Join us as we focus on strengthening our leadership in integrated and high-throughput graphics and gaming experiences by developing innovative processing products based on a many-core architecture. We’re looking for engineers, developers, and architects who share our vision and understand what can happen when serious skills and vast resources join forces.

It would seem that Intel is pushing a multi-core architecture for the 2008-2009 timeframe. Given Intel’s manufacturing chops they could, if they set their mind to it, make a pretty deep impression on the discreet graphics market. Given that timeframe you’re looking at a 10x to 20x performance boost over the current top GPU, an Nvidia G80. Even if Intel makes a few missteps and produces something that’s underpowered compared to the best from ATI or Nvidia, they would still probably be competitive on price alone.
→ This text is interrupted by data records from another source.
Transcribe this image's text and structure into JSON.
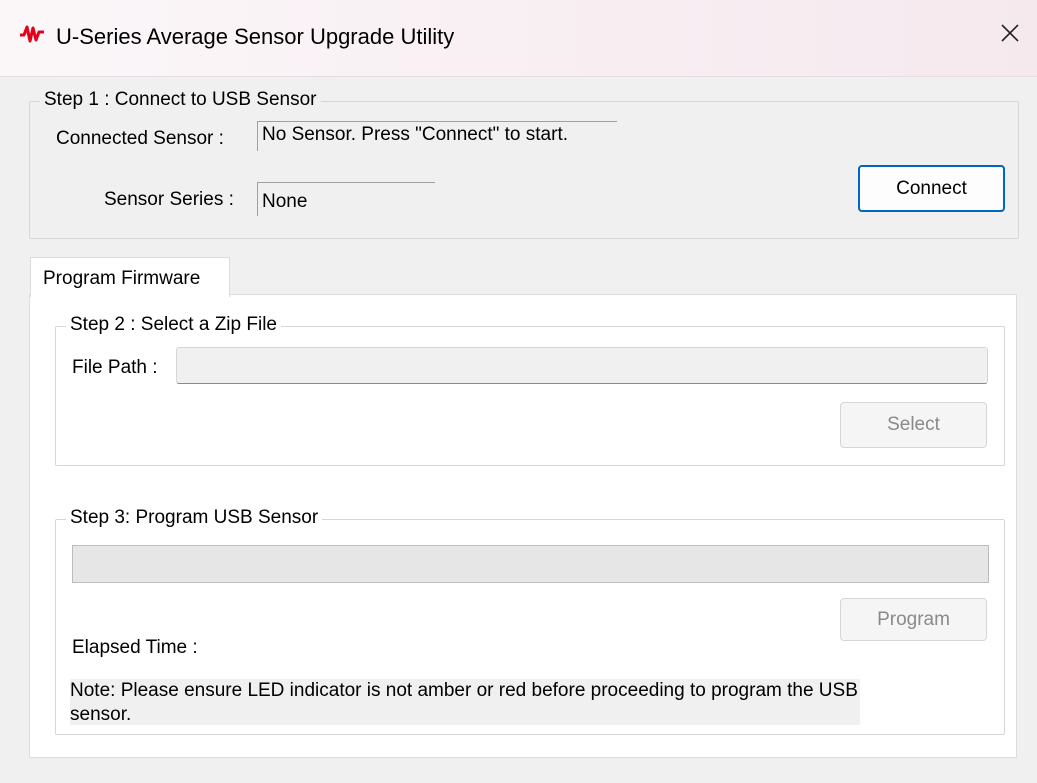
{
  "window": {
    "title": "U-Series Average Sensor Upgrade Utility",
    "app_icon": "waveform-icon",
    "close_icon": "close-icon"
  },
  "step1": {
    "legend": "Step 1 : Connect to USB Sensor",
    "connected_sensor_label": "Connected Sensor :",
    "connected_sensor_value": "No Sensor. Press \"Connect\" to start.",
    "sensor_series_label": "Sensor Series :",
    "sensor_series_value": "None",
    "connect_button": "Connect"
  },
  "tabs": [
    {
      "label": "Program Firmware",
      "selected": true
    }
  ],
  "step2": {
    "legend": "Step 2 : Select a Zip File",
    "file_path_label": "File Path :",
    "file_path_value": "",
    "select_button": "Select"
  },
  "step3": {
    "legend": "Step 3: Program USB Sensor",
    "progress": 0,
    "program_button": "Program",
    "elapsed_time_label": "Elapsed Time :",
    "note": "Note: Please ensure LED indicator is not amber or red before proceeding to program the USB sensor."
  },
  "colors": {
    "accent": "#0067c0",
    "icon_red": "#e3001b",
    "progress_fill": "#06b025"
  }
}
Or perhaps they could be doing something to surprise us all? Intel recently did something pretty smart, they hired Daniel Pohl, recent Erlangern University graduate. Daniel coauthored a paper – Realtime ray tracing for current and future games in which the case is made that the traditional hardware rendering pipeline – i.e. object built up independently of each other with depth created through the use of a z-buffer, and all object-object visual interactions (shadows, reflections, etc.) having to be added on – has just about reached the end of its lifetime. Daniel is pushing raytracing instead. Raytracing lets you build up complex scenes in which all the lighting, shadowing, transparency, reflection, caustics, etc. are all handled by the ray tracer. Granted, that the framerates that Daniel gets on the custom raytracer board were about 10% of current consumer level boards, but raytracing will be the next big step in graphics architecture, not a kludge like the doomed Talisman architecture. Raytracing really is the way to render scenes. Maybe Intel will be the first?